Meet Chloe | Mother of Two
This Mama's story...
Hi, my name is Chloe Hall and I live in Kent, just outside of London in the UK. I have two kids, Evie (3) and Roscoe (1). I am a part-time elementary teacher and also run a small business, so I have my hands pretty full. Luckily my week is split with two days in school and the rest of the week at home with my kids. My business can be run remotely, so I often use nap time and evenings to get jobs done and that gives me time to be a mum when I am with the kids. I love the fact that I can show my children that as a mother I am also a teacher and a business owner. I hope it will inspire them to chase their dreams and work hard.
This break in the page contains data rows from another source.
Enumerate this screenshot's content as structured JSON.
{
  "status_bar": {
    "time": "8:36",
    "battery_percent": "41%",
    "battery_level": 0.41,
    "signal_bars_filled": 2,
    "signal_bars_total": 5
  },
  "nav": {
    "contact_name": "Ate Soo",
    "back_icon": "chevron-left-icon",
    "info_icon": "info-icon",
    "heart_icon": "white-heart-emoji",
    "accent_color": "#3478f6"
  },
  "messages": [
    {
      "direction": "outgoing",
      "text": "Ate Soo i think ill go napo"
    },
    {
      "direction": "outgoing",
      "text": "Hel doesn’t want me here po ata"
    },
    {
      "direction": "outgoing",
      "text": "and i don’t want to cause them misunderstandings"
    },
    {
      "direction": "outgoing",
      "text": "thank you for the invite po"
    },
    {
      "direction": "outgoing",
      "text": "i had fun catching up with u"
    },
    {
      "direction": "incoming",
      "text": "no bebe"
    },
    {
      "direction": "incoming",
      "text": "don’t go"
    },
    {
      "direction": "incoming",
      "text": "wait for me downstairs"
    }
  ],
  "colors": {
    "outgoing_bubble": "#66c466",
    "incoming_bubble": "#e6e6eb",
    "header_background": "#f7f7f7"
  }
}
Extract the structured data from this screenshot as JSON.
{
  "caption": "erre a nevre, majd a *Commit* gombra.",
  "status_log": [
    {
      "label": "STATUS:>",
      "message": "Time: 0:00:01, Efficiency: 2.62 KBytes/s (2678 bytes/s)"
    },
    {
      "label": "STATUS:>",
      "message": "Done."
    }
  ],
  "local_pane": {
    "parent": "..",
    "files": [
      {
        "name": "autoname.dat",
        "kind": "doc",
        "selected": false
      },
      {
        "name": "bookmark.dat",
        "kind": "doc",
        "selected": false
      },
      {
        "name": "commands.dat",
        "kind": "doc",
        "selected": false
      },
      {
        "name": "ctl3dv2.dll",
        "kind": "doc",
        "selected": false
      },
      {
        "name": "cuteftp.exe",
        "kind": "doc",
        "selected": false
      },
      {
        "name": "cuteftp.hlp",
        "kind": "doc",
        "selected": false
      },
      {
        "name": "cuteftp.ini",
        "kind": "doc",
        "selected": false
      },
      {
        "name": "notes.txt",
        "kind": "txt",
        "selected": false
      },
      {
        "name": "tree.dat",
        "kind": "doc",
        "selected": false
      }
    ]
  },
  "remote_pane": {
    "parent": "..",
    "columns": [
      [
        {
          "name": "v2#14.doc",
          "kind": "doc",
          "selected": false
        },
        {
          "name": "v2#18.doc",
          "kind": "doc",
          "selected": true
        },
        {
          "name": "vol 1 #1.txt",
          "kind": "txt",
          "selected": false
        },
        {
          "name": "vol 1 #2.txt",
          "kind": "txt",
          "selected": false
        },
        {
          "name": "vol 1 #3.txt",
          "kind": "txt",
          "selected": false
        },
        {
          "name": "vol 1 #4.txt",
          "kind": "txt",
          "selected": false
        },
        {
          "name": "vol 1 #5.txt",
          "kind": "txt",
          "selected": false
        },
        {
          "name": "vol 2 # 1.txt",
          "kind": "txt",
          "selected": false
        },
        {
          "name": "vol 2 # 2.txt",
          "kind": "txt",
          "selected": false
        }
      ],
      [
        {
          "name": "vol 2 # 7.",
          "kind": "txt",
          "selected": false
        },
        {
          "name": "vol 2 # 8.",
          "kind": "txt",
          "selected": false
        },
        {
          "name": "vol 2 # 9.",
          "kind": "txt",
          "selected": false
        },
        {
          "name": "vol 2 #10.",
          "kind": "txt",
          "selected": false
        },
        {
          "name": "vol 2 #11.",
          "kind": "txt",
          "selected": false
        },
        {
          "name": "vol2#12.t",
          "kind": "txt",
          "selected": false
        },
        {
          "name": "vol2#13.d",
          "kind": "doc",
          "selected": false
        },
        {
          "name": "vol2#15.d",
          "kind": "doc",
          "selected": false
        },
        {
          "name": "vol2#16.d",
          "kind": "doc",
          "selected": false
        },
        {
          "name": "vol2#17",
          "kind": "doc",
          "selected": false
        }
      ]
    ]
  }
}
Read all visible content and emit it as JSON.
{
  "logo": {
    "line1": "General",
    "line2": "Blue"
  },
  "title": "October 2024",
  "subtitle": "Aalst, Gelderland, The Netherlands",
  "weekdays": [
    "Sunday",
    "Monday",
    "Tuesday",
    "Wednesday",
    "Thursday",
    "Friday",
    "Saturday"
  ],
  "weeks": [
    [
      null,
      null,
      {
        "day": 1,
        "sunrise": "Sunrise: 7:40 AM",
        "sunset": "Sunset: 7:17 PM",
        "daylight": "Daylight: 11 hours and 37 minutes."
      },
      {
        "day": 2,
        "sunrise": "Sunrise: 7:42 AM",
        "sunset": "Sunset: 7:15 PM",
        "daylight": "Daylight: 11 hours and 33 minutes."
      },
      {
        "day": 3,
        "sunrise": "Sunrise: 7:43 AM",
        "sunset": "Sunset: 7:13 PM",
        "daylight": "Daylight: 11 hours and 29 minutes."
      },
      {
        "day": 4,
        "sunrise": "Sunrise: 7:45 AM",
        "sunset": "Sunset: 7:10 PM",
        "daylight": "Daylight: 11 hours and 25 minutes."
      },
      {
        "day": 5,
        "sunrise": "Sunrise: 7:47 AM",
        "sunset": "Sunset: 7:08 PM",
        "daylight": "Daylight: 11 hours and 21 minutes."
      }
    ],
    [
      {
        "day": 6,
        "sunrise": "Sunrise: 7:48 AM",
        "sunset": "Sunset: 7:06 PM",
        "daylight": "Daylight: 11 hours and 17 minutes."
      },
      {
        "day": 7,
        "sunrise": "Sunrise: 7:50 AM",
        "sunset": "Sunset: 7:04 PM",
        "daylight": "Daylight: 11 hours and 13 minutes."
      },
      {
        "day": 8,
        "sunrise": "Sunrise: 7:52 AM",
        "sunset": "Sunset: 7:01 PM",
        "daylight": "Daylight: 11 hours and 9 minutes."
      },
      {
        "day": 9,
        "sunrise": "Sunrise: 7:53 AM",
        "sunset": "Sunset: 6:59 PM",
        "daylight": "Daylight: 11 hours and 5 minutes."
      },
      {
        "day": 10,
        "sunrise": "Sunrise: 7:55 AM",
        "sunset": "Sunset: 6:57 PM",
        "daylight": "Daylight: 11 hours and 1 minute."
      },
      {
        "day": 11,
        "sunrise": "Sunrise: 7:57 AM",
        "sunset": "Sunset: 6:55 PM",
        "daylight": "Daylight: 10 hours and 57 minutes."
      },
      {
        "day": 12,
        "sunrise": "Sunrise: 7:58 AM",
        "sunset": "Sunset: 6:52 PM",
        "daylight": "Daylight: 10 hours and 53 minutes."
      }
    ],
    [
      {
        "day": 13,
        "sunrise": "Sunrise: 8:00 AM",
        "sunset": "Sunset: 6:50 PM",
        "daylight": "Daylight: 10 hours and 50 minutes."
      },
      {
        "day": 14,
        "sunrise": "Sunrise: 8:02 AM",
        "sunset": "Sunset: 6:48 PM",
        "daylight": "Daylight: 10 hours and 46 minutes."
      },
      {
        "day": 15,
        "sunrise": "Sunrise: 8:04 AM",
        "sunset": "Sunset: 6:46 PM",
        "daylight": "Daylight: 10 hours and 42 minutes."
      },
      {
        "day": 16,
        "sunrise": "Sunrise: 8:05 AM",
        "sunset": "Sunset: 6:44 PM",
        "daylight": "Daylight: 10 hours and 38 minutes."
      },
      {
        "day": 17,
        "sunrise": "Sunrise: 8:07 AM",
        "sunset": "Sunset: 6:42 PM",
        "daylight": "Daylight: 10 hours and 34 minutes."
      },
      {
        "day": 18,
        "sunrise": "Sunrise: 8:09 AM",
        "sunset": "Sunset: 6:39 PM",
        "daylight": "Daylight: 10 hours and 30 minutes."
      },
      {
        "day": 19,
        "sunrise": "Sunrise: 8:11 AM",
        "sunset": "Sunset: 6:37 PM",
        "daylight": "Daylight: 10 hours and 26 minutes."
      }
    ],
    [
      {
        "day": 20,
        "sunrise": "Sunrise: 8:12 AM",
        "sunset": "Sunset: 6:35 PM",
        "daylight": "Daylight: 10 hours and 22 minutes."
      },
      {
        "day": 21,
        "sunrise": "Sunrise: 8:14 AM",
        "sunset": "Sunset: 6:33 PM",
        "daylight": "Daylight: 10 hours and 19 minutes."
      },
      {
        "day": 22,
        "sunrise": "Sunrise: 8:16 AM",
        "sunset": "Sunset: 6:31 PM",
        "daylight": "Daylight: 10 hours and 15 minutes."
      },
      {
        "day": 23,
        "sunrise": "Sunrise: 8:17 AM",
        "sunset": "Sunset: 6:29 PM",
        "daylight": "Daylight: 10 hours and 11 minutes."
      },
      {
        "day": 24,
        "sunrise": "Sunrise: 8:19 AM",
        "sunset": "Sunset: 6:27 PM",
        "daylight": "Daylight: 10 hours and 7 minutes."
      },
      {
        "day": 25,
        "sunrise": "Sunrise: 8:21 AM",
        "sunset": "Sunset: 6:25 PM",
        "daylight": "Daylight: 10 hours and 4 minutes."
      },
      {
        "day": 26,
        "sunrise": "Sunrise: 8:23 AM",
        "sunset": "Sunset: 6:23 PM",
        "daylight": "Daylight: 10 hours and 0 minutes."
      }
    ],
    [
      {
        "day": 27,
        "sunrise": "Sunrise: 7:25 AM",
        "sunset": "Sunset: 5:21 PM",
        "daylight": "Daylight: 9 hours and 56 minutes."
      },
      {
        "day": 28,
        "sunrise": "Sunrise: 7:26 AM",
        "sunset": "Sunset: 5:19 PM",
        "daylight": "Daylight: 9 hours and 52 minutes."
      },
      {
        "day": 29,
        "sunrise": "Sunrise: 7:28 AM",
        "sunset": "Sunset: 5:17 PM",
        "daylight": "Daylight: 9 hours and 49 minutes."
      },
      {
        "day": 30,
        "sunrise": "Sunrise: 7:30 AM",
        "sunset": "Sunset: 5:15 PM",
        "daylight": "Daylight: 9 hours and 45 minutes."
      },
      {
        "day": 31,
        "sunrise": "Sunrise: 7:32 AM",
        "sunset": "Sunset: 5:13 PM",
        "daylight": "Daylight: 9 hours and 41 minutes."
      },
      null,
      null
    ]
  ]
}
Motherhood gave me the confidence to start my business from scratch. Having children gave me a new perspective on life and taught me that being kind, loving and positive are the attributes I want my kids to gain from me. I enjoy showing them that positivity and hard work can pay off in terms of starting a business and that being kind to people along the way is a great quality to have.
Prior to moving to Kent, I lived in Houston, Texas for 3 years and had my daughter there! My husband and I moved to Texas in 2013 and it was an amazing adventure for two twenty-somethings. We fell in love with the culture, the diverse city of Houston, the food, the people, the country music…everything! Houston became the city we got engaged in and later welcomed our beautiful daughter Evie in. We returned to the UK to be closer to our large family and it was the right decision for us to have our supportive family network close by with us being such a young family. Having Evie so far away from my family was hard. I wanted my sisters and parents to be a huge part of my children’s lives and for them to grow up together. The decision to return to the UK was the easiest decision for us, although as the children get older we would always consider returning to the US if the opportunities for them were right.
For a small lady I make BIG babies..maybe it’s the Texan water! When Evie was born at 9lbs, she suffered from a mild case of Torticollis affecting her neck and it was due to being squashed in an awkward position in the womb. A weekly physio programme commenced and our wonderful physio at The Texas Children’s Hospital gave us lots of exercises to do at home. One of those exercises was holding Evie across our body whilst using our forearm to gently stretch her neck out as the tightened muscles on one side caused her neck to be shorter. Being able to rock whilst seated and practicing this exercise allowed for natural momentum to aide the stretching. It also meant Evie was relaxed with the gentle rocking motions.
With our second, Roscoe, rocking was and still is part of our nursing journey. I cherish the moments he nurses and feel truly connected as mother and son. Our extended breastfeeding journey will continue until he is ready to wean and I am proud that I am able to continue as long as he still needs me. As he is older now, the rocking motion keeps him calm whilst nursing, because as you can imagine toddlers try to escape at any opportunity even when it is feeding time! The gentle rocking allows him to relax whilst feeding and distracts him enough to stay still (something he rarely does anymore!) Rocking creates a sense of calm. The rythmic motion enables me to zone out of the daily stresses and truly cherish the moments with my babies.
I had always daydreamed of being a mother. Pushing my pram around the mall and the school were things I had envisioned myself doing since I was a child. I had my list of baby names as a teenager way before any boys were even on my radar! Motherhood was something I longed for and felt ready for long before my husband was ready! Of course my lifestyle changed, no more lazy weekend lie-ins or nights out with the girls but that was my choice. Now, I love going to the beach and on holidays with my family. We can’t wait to show our babies the world and let them know the world is there for them to explore! I had wanted to be a mother and so none of these changes felt like a sacrifice. All mothers are different, all human beings are different and so it is only natural that everyone’s parenting styles are different. I have always favoured the attachment parenting style and choose not to leave my kids for the nights out that I used to have. I know that others may view this as ‘boring’ and perhaps my friends with no kids think I have crossed over to the other side and don’t see me as the Chloe they once knew, but I embrace the changes and who I have become as Evie and Roscoe’s mother. As the children get older I will perhaps feel that having a social life after 5pm will be something I am keen to have again, but for now I am happy in our little bubble.